Chinese scholars will proudly (and sometimes angrily) insist that these Ā Hán [阿含] texts are more ancient than any particular manuscript preserved in India, and will invoke the short studies by Bhikkhu Anālayo as (supposedly) proving that the Chinese canon is more ancient, more coherent, more intact, and more important than anything that can be found in this third-world language that nobody has ever heard of (i.e., Pali).  I understand why this is comforting to a world-view predicated on the cultural preeminence of Chinese written characters (i.e., a view not limited to China) --however, this is not merely bigoted, but also utterly false.

China, Japan and Korea have a great deal to learn from the Pali canon (and from the cultures and languages of people who happen to have brown skin, and to live in countries generally devastated by war, and struggling with higher levels of poverty, etc.).

I write about this aspect partly because I'm aware that nobody else is willing to do so, but also partly because it is a normal part of my life, and has been a recurring issue for me (for more than 10 years).  I received comments along these lines even from the Taiwanese academics who wrote the peer-reviews for my essays, and I've had people shout this stuff to my face.  This would be something like Christians desperately trying to prove that Hebrew and Aramaic are of no special significance to the study of the Bible; while that kind of anachronistic premise may be impossible to take seriously, it seems to me that many Chinese scholars take this game very, very seriously.
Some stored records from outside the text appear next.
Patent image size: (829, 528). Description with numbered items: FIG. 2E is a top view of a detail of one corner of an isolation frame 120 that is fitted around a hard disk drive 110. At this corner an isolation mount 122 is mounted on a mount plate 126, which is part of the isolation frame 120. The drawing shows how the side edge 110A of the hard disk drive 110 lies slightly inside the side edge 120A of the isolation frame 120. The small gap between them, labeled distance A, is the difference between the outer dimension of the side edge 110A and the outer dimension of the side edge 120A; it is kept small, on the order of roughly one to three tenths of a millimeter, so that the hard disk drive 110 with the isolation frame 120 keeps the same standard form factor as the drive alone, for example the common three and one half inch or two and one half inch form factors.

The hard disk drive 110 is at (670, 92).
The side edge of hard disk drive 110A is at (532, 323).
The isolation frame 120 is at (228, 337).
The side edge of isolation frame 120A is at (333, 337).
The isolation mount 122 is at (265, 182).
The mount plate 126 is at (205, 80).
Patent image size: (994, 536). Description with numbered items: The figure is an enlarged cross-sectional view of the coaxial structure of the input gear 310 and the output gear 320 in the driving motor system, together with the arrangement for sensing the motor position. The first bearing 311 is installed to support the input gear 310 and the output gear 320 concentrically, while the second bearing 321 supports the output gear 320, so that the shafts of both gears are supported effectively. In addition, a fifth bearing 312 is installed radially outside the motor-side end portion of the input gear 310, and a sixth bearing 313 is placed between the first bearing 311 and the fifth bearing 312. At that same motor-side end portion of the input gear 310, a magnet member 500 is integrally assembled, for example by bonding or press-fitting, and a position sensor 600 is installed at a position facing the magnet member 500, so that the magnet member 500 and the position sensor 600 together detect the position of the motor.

I don't know what Anālayo's opinion is (given his own position in the midst of this), but he must be aware of what the cultural (and even racial) significance of his work is by now.  Extremely minor textual controversies are celebrated if they suggest that the Ā Hán [阿含] texts will allow "us" (i.e., this generation) to disregard the Pali canon.  Even if authors like Anālayo do not mean to say that one source trumps the other, his work is being read (or perhaps even "exploited") in this way.

[A Bibliography of just one entry:]
Bhikkhu Pāsādika (a.k.a. Eckhard Bangert).  2000.  "A Hermeneutical Problem in SN 42,12…", J.I.A.B.S. issue 23/1, 2000 (available online).